Neubauziel soll überprüft werden
In einem offenen Brief an Bundesbauministerin Geywitz fordern Architects for Future zusammen mit Verbänden und zahlreichen Wissenschaftler*innen eine kritische Überprüfung des Ziels der Bundesregierung, jährlich 400.000 Wohnungen neu zu bauen.

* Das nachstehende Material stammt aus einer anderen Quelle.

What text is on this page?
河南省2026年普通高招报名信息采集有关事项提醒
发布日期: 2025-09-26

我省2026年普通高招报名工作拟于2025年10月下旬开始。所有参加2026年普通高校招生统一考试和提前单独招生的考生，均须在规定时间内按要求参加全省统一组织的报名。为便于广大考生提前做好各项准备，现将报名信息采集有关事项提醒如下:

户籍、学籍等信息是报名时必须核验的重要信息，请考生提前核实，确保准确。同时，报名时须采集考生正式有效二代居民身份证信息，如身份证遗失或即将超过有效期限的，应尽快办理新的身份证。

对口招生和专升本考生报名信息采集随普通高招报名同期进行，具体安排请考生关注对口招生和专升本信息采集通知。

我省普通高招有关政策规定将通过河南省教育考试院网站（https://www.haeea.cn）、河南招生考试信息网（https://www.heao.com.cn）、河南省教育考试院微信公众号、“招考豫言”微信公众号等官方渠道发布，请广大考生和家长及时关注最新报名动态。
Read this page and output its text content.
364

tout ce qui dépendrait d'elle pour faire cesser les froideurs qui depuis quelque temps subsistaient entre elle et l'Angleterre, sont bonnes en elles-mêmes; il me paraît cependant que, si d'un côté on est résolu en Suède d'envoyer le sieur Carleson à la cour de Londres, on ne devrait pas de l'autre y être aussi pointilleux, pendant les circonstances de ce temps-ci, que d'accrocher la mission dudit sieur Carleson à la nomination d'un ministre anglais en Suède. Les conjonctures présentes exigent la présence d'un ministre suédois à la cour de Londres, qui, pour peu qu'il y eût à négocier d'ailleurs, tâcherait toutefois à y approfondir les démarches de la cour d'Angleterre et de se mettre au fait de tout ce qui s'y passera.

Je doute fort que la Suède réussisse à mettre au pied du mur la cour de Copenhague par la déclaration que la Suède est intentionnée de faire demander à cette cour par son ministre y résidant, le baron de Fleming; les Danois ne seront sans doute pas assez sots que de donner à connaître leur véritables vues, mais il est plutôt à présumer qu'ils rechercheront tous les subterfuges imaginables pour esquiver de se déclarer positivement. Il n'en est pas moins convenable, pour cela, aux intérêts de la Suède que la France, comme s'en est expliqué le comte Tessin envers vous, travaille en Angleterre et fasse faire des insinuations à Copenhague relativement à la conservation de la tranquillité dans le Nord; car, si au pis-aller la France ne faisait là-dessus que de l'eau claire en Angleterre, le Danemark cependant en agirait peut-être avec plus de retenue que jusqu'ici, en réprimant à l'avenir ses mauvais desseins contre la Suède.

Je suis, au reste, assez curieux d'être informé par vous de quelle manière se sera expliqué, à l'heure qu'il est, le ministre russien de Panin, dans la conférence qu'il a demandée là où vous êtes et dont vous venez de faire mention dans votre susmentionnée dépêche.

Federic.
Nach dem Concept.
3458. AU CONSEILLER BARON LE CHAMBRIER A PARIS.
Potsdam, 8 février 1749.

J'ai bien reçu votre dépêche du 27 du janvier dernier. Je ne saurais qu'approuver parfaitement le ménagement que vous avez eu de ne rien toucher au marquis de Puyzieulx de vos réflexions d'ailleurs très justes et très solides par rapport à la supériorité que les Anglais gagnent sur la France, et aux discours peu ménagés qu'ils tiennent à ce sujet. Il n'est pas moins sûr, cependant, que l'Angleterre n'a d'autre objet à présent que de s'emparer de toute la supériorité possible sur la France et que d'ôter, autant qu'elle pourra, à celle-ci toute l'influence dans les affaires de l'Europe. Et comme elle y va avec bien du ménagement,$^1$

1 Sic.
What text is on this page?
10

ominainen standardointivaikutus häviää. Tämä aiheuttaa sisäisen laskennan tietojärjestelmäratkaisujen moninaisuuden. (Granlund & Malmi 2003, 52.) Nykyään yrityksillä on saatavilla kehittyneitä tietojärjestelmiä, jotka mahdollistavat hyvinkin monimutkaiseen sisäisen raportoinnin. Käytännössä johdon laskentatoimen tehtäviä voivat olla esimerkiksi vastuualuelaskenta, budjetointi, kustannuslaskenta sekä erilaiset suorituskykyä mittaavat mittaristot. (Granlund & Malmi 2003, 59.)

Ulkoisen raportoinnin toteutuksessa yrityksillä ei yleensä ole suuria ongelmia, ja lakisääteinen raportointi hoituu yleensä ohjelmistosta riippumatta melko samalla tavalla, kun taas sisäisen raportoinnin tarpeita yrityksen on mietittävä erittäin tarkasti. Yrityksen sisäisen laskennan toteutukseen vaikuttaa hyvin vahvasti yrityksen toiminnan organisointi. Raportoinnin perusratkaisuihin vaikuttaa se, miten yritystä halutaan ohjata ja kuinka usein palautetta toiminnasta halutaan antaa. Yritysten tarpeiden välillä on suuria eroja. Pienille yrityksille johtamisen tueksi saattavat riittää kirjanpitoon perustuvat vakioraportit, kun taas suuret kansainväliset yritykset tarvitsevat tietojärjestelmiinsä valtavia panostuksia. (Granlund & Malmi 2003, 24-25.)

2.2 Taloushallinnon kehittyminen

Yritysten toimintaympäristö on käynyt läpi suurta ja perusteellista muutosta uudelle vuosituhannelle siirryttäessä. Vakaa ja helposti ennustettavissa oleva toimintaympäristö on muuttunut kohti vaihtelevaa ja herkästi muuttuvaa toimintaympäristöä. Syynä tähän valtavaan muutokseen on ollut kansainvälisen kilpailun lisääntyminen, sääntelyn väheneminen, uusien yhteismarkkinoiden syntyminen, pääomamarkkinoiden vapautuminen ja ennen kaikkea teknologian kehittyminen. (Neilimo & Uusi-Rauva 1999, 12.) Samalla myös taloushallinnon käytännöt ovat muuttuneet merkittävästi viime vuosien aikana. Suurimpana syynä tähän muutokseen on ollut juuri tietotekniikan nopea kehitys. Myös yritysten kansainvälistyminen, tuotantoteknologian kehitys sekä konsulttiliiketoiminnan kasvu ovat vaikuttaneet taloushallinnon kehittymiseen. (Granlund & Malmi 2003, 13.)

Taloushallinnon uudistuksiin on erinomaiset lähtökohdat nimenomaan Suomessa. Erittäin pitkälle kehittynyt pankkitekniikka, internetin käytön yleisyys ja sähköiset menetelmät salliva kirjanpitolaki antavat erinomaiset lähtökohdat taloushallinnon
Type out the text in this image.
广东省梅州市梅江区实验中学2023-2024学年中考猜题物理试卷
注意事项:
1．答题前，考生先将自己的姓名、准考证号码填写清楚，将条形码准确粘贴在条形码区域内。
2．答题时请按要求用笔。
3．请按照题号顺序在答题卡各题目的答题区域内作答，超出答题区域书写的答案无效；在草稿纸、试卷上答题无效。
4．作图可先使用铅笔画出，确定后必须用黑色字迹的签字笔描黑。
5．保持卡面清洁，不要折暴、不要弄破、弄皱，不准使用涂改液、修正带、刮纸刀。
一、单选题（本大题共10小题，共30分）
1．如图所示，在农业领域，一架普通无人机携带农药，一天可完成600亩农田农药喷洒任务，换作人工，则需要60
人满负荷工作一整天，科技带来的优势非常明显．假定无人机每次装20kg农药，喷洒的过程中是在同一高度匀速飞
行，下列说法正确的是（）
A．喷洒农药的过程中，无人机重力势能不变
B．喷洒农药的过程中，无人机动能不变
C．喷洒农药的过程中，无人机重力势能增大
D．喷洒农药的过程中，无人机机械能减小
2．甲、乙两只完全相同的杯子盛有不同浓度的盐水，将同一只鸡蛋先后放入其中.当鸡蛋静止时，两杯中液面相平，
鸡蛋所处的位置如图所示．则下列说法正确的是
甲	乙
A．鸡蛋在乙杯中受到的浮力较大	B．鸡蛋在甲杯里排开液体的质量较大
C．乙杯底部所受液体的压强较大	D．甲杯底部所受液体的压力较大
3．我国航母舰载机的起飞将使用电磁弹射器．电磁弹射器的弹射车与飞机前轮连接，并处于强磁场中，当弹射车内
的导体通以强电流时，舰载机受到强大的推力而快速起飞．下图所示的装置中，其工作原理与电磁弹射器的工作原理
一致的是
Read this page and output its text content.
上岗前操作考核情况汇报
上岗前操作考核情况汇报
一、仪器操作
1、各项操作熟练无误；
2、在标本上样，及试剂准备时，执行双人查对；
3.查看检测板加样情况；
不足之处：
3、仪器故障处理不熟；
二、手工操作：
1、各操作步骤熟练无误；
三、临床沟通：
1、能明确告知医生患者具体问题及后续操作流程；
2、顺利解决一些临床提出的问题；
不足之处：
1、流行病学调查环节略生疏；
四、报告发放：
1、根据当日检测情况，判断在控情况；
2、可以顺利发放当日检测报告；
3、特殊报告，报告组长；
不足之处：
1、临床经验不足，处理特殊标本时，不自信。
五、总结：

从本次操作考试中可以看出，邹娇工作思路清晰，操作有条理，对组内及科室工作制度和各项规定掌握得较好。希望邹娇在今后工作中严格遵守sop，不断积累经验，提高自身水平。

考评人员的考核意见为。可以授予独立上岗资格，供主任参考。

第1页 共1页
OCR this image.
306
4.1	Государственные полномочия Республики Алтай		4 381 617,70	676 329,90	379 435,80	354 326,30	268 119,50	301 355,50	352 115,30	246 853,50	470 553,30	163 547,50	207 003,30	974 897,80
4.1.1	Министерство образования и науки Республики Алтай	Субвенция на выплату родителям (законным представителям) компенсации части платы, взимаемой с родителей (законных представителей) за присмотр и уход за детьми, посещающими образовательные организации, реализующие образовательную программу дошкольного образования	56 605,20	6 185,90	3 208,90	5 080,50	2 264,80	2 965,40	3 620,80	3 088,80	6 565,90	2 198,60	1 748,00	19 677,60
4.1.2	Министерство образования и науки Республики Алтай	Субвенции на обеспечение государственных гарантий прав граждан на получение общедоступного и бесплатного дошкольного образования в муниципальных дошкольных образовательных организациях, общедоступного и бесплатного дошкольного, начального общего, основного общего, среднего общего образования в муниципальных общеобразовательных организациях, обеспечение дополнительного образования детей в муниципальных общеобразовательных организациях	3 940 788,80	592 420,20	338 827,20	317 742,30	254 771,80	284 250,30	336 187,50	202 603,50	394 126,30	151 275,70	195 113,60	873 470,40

"Zeitgemäße Sozialpolitik kann nur gemeinsam mit einer zukunftsfähigen Klimapolitik generationengerecht werden." Unter diesem Leitsatz wenden sich die Architects for Future (A4F) gemeinsam mit 7 Verbänden, darunter dem Architektenverband BDA, der Deutschen Umwelthilfe DUH und dem natureplus e.V., unterstützt von rund 30 Hochschullehrer*innen an die neue Bauministerin Klara Geywitz. Sie alle treibt die Sorge um, dass das im Koalitionsvertrag festgelegte Ziel, jährlich 400.000 neue Wohnungen zu bauen, zu einer erhöhten Umweltbelastung führen und dem Klimaziel zuwider laufen könnte. "Bauen, wie wir es heute betreiben, ist weder klima- noch sozialgerecht und folglich so nicht mehr zeitgemäß und zukunftsfähig", führen die Unterzeichner*innen aus, die Auswirkungen eines "Weiter-So" auf Umwelt und Klima seien "immens".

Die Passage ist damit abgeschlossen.